Another unit easy to identify--because it's right up in your face there--is the microcode ROM. It is the most densely packed unit of them all on this die. At the very top seems to be some registering and decoding action, splitting the inputs two ways: 8 bits goes to the left, the rest goes to the right. Bits on the left go into a small pre-decoder unit and produce 16 word lines. Bits on the right split again, and some 10 go into the middle of the array to produce two select lines per chunk, while another two drive the column muxes.

The microcode ROM outputs 17+18 lines, for the grand total of 35 bits. This seems obviously not enough to drive everything there is on the die, so some advanced magic must be going on. But this is a topic for deeper research. The implant ROM was not optically readable without further processing.

Other structures are readable though. The whole die is full of PLAs. Let's have a closer look at them. Here's one, with pano links for convenience.
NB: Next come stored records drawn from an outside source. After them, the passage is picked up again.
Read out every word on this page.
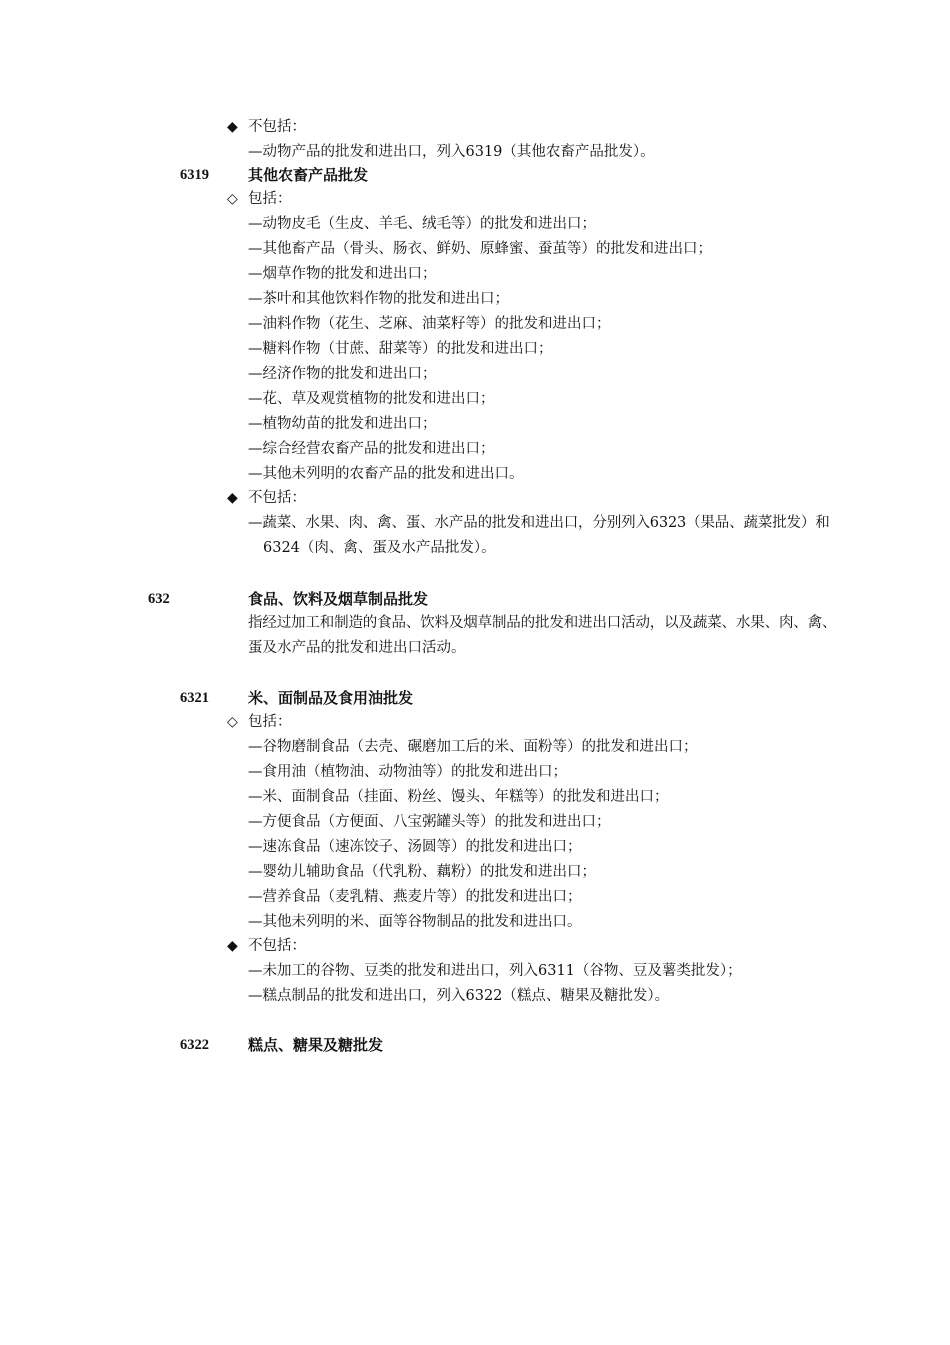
◆ 不包括：
—动物产品的批发和进出口，列入6319（其他农畜产品批发）。
6319	其他农畜产品批发
◇ 包括：
—动物皮毛（生皮、羊毛、绒毛等）的批发和进出口；
—其他畜产品（骨头、肠衣、鲜奶、原蜂蜜、蚕茧等）的批发和进出口；
—烟草作物的批发和进出口；
—茶叶和其他饮料作物的批发和进出口；
—油料作物（花生、芝麻、油菜籽等）的批发和进出口；
—糖料作物（甘蔗、甜菜等）的批发和进出口；
—经济作物的批发和进出口；
—花、草及观赏植物的批发和进出口；
—植物幼苗的批发和进出口；
—综合经营农畜产品的批发和进出口；
—其他未列明的农畜产品的批发和进出口。
◆ 不包括：
—蔬菜、水果、肉、禽、蛋、水产品的批发和进出口，分别列入6323（果品、蔬菜批发）和
6324（肉、禽、蛋及水产品批发）。
632	食品、饮料及烟草制品批发
指经过加工和制造的食品、饮料及烟草制品的批发和进出口活动，以及蔬菜、水果、肉、禽、
蛋及水产品的批发和进出口活动。
6321	米、面制品及食用油批发
◇ 包括：
—谷物磨制食品（去壳、碾磨加工后的米、面粉等）的批发和进出口；
—食用油（植物油、动物油等）的批发和进出口；
—米、面制食品（挂面、粉丝、馒头、年糕等）的批发和进出口；
—方便食品（方便面、八宝粥罐头等）的批发和进出口；
—速冻食品（速冻饺子、汤圆等）的批发和进出口；
—婴幼儿辅助食品（代乳粉、藕粉）的批发和进出口；
—营养食品（麦乳精、燕麦片等）的批发和进出口；
—其他未列明的米、面等谷物制品的批发和进出口。
◆ 不包括：
—未加工的谷物、豆类的批发和进出口，列入6311（谷物、豆及薯类批发）；
—糕点制品的批发和进出口，列入6322（糕点、糖果及糖批发）。
6322	糕点、糖果及糖批发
https://siliconprawn.org/map/intel/80286-10/infosecdj_mz_nikpa20x/#x=28132&y=5784&z=6
https://siliconprawn.org/map/intel/80286-10/infosecdj_poly_nikpa20x/#x=28133&y=5788&z=6

A programmable logic array (PLA) is a physical implementation of a bunch of logic equations, nothing more. It allows to flexibly "program" the outputs to become arbitrary logic functions of its inputs, in the form of "sum of products" typically. The "program" part happens at the design time though.

The products part is formed from the inputs by placing or skipping a transistor. Here are two product lines I drew over the previous image. Each vertical poly line represents an input, and each product is formed by connecting required inputs via a transistor to the product output! Nothing too complicated. Astute readers will notice each product is this formed by a NOR gate -- its pull-ups are on the right.

In this particular PLA, the sums are formed by discrete gates. Only about two products are used for each sum, so I guess this was a better solution area wise. Here is the schematics for that part. Q9..11 form another NOR gate which does the actual summing, while the rest appears to be signal conditioning and output driving. Counting inversions, it seems the output is the true sum of products of inverted inputs, as the designer only had NOR gates to work with... so NOR -> NOT-AND for the products, and then NOR-NOT-NOT-NOT -> OR for the sums.

There are variations on the theme all over the die. In this particular instance, some of the inputs are routed through and out of the top for some other piece of circuitry to use. And one of the products is shamelessly routed out of the array on the metal layer.

A more classical approach is to use arrays for both products and sums. Here is an example of such: products on the top, sums on the bottom.